In un reportage pubblicato su The New Republic, Alexander Sammon racconta il mercato – legale e illegale – del legname proveniente dalle foreste rumene e destinato per la maggior parte alla multinazionale svedese Ikea, indagando al contempo le pratiche intimidatrici e spesso violente ai danni di attivisti e guardie forestali esercitate da chi vi è direttamente coinvolto.
L’articolo inizia descrivendo l’avventura di due documentaristi, che stavano seguendo un ambientalista locale per documentare il taglio illegale di alberi in una delle zone a più intenso sfruttamento forestale.
The filmmakers—Mihai Dragolea, a director, and Radu Mocanu, a cameraman—were shadowing a local environmentalist, Tiberiu Bosutar. A former wood chipper turned activist, Bosutar was no stranger to illegal timber. Over the course of five years, he had built a reputation as something of a forest vigilante, accosting loggers engaged in questionable activity or following trucks stuffed with wood contraband, then streaming the encounters on Facebook Live.

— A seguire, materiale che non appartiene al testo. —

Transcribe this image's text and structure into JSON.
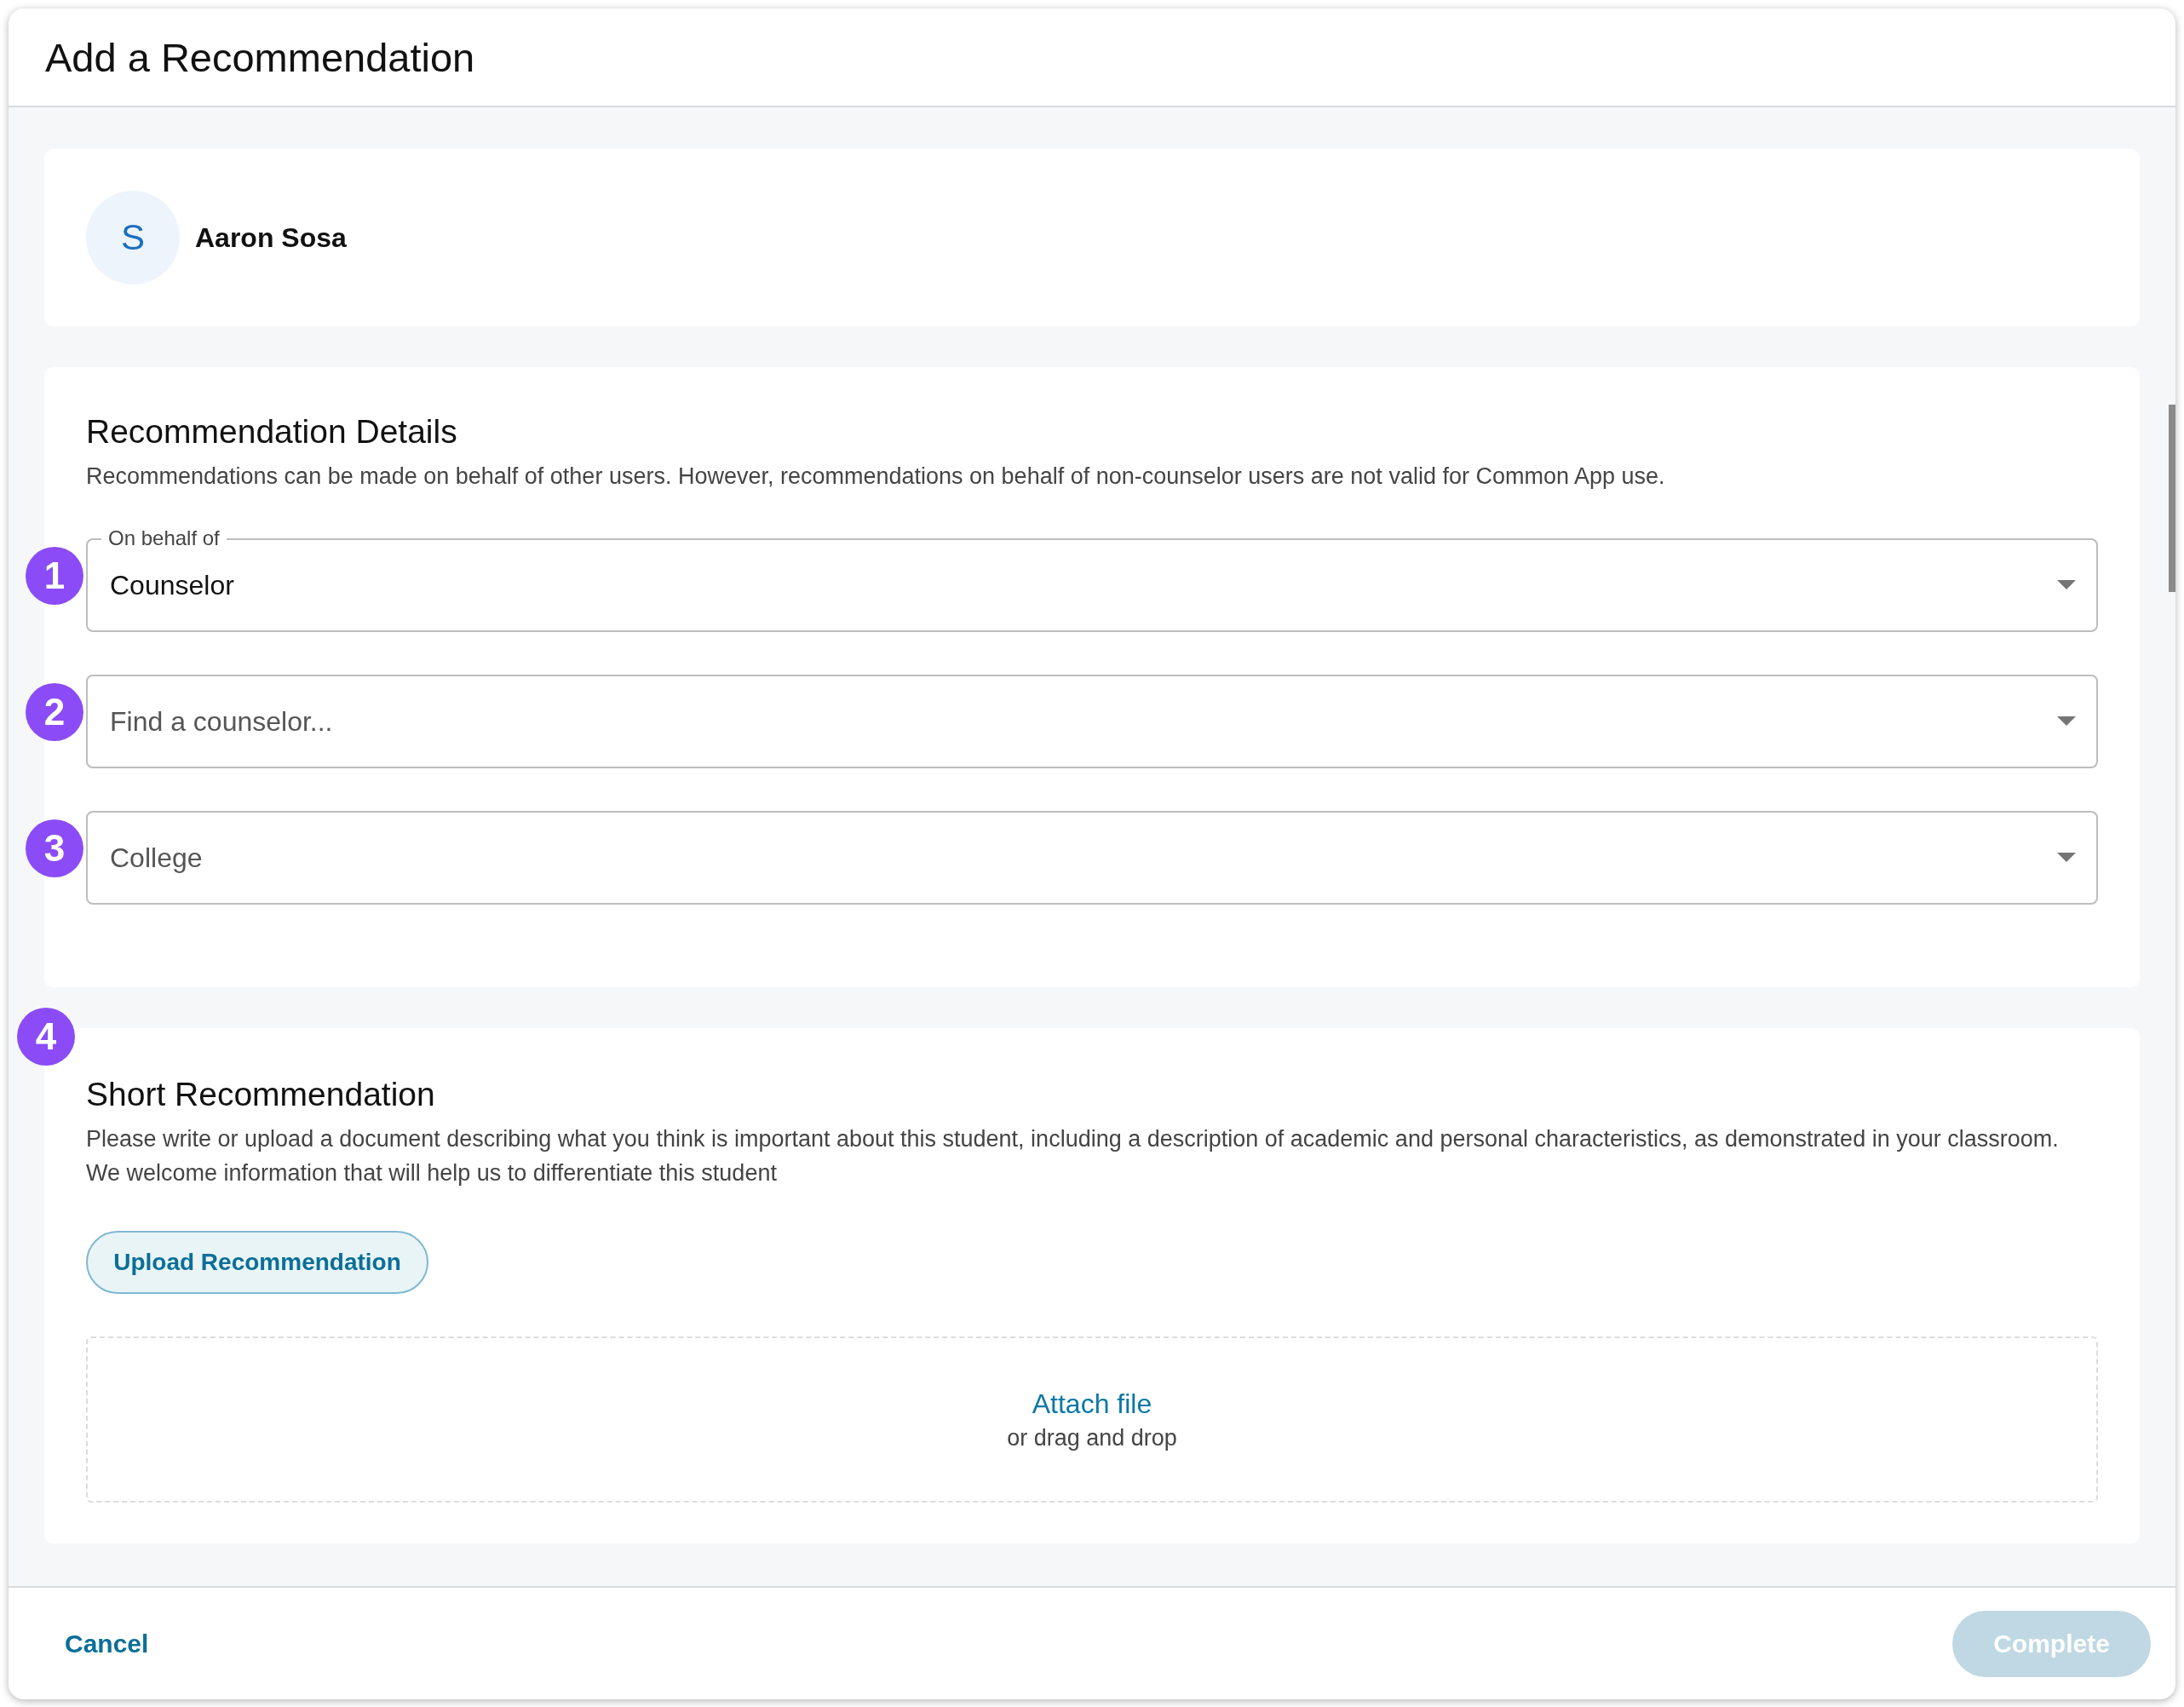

Just a few weeks before, he’d gone viral broadcasting an attempt to detain a truck carrying illegal logs; when his white SUV ran out of gas, he flagged down an ambulance and kept up the chase. […]

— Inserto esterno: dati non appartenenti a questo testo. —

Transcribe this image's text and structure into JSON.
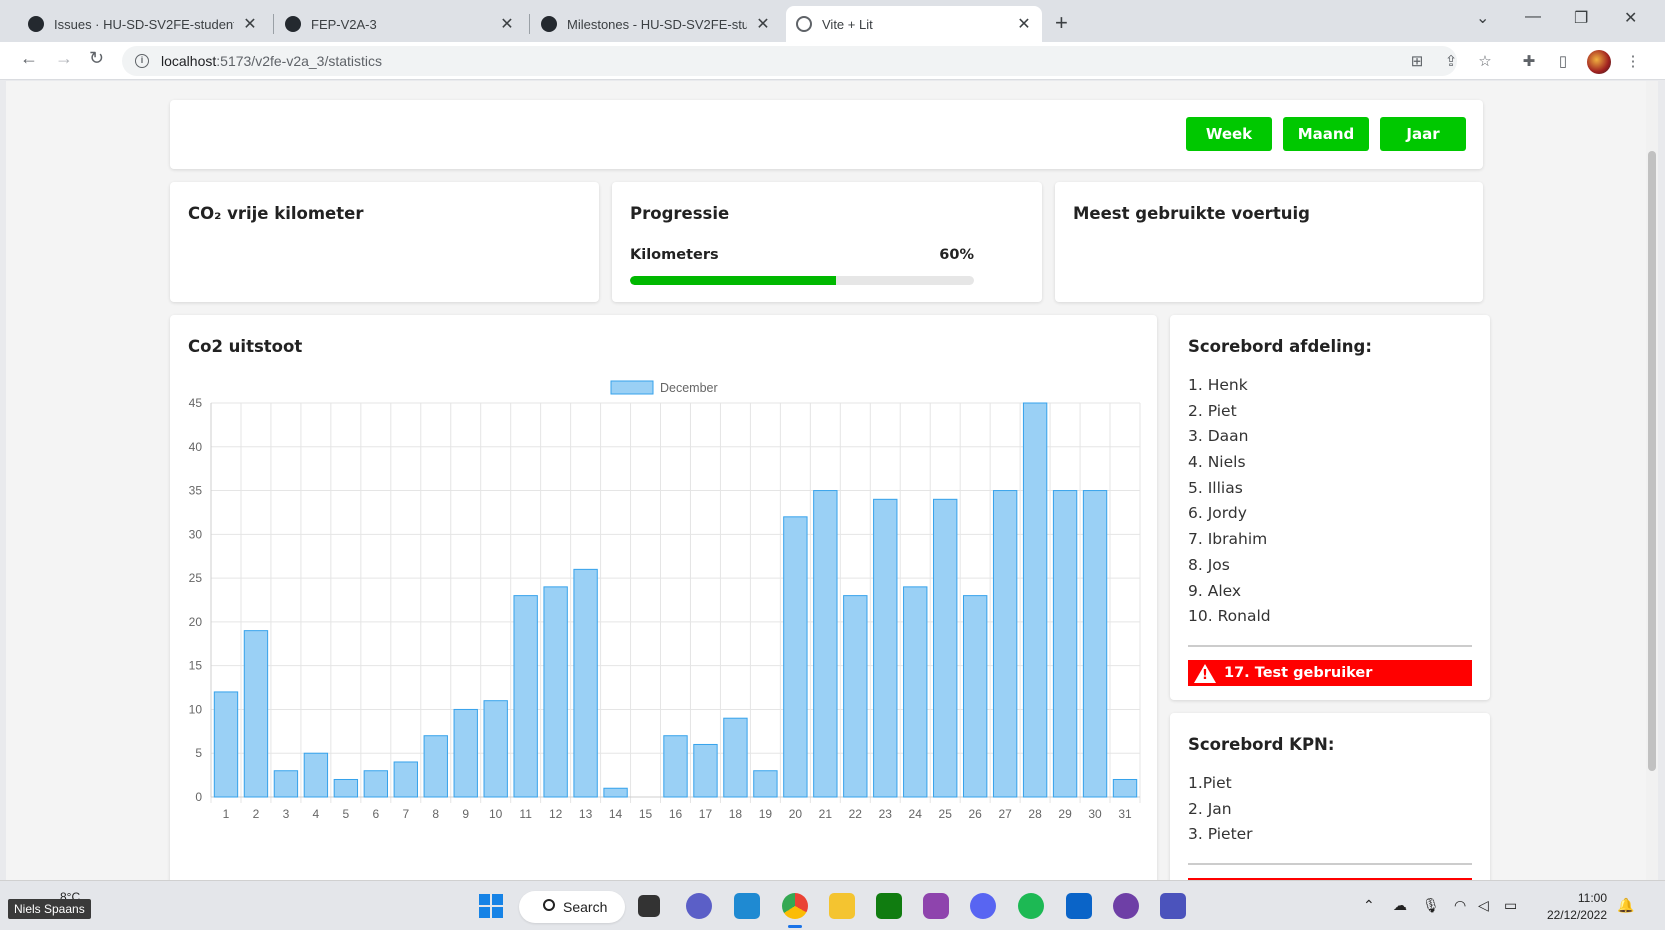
{
  "browser": {
    "tabs": [
      {
        "title": "Issues · HU-SD-SV2FE-studenten",
        "icon": "github-icon"
      },
      {
        "title": "FEP-V2A-3",
        "icon": "github-icon"
      },
      {
        "title": "Milestones - HU-SD-SV2FE-stude",
        "icon": "github-icon"
      },
      {
        "title": "Vite + Lit",
        "icon": "globe-icon"
      }
    ],
    "active_tab_index": 3,
    "url_host": "localhost",
    "url_path": ":5173/v2fe-v2a_3/statistics"
  },
  "period_buttons": {
    "week": "Week",
    "month": "Maand",
    "year": "Jaar"
  },
  "cards": {
    "co2_free": {
      "title": "CO₂ vrije kilometer"
    },
    "progress": {
      "title": "Progressie",
      "label": "Kilometers",
      "percent_text": "60%",
      "percent": 60
    },
    "vehicle": {
      "title": "Meest gebruikte voertuig"
    },
    "co2_chart": {
      "title": "Co2 uitstoot"
    },
    "scoreboard_dept": {
      "title": "Scorebord afdeling:",
      "items": [
        "1. Henk",
        "2. Piet",
        "3. Daan",
        "4. Niels",
        "5. Illias",
        "6. Jordy",
        "7. Ibrahim",
        "8. Jos",
        "9. Alex",
        "10. Ronald"
      ],
      "current_user": "17. Test gebruiker"
    },
    "scoreboard_kpn": {
      "title": "Scorebord KPN:",
      "items": [
        "1.Piet",
        "2. Jan",
        "3. Pieter"
      ]
    }
  },
  "chart_data": {
    "type": "bar",
    "title": "",
    "legend": "December",
    "legend_position": "top",
    "categories": [
      "1",
      "2",
      "3",
      "4",
      "5",
      "6",
      "7",
      "8",
      "9",
      "10",
      "11",
      "12",
      "13",
      "14",
      "15",
      "16",
      "17",
      "18",
      "19",
      "20",
      "21",
      "22",
      "23",
      "24",
      "25",
      "26",
      "27",
      "28",
      "29",
      "30",
      "31"
    ],
    "series": [
      {
        "name": "December",
        "values": [
          12,
          19,
          3,
          5,
          2,
          3,
          4,
          7,
          10,
          11,
          23,
          24,
          26,
          1,
          0,
          7,
          6,
          9,
          3,
          32,
          35,
          23,
          34,
          24,
          34,
          23,
          35,
          45,
          35,
          35,
          2
        ]
      }
    ],
    "ylim": [
      0,
      45
    ],
    "yticks": [
      0,
      5,
      10,
      15,
      20,
      25,
      30,
      35,
      40,
      45
    ],
    "grid": true,
    "bar_color": "#9ad0f5",
    "bar_border": "#36a2eb"
  },
  "taskbar": {
    "search": "Search",
    "weather": "8°C",
    "user": "Niels Spaans",
    "time": "11:00",
    "date": "22/12/2022",
    "apps": [
      "windows-icon",
      "search",
      "task-view-icon",
      "teams-meet-icon",
      "vscode-icon",
      "chrome-icon",
      "file-explorer-icon",
      "xbox-icon",
      "app-icon",
      "discord-icon",
      "spotify-icon",
      "outlook-icon",
      "github-desktop-icon",
      "teams-icon"
    ]
  }
}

It didn’t take long before they saw what they came for: stumps. “The forest was fucked up to the bone,” Dragolea told me. “It was really damaged.” No surprise, really, and on any other day, Bosutar might have taken to Facebook. Instead, he chose to call the forest ranger’s office. It was an ideal opportunity, he thought, to showcase the potential for communication between activists, law enforcement, and loggers, and fulfill a New Year’s resolution to try a less combative approach. “It was a good moment to show that we are open to dialogue.” […]

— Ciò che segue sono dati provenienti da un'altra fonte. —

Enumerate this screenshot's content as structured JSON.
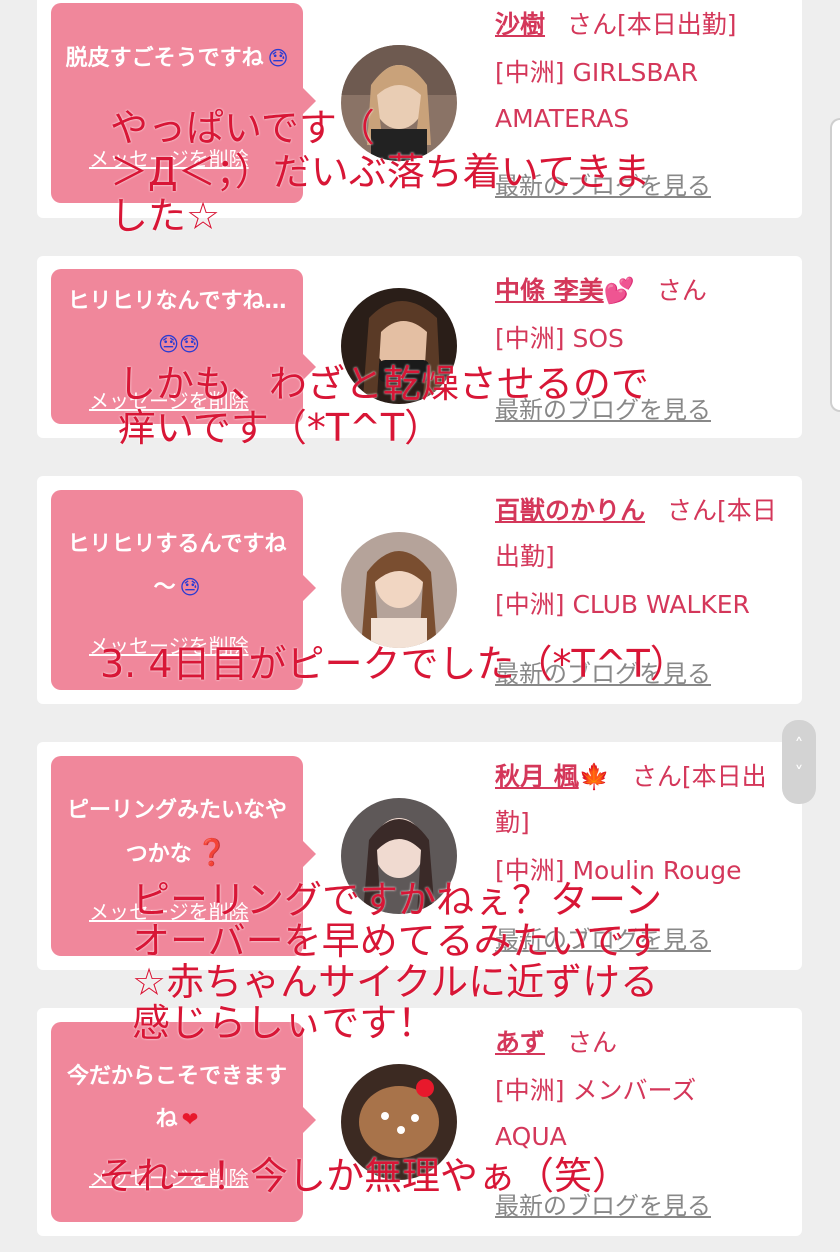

Not long after, they heard the whinge of engines; soon, two SUVs arrived. Out jumped not local police, but a horde: 15 men armed with bats and axes. The documentary crew broke for Bosutar’s car but couldn’t get the locks in time. The attackers pried the doors open, snapped the key, slashed the tires, and smashed the camera equipment. They beat Mocanu, trapped between the car and the mountainside, unconscious. They clubbed Dragolea in the face. The director dove down the nearby ravine, where he hid under the roots of a fallen tree and called the police, begging them to come with their sirens on.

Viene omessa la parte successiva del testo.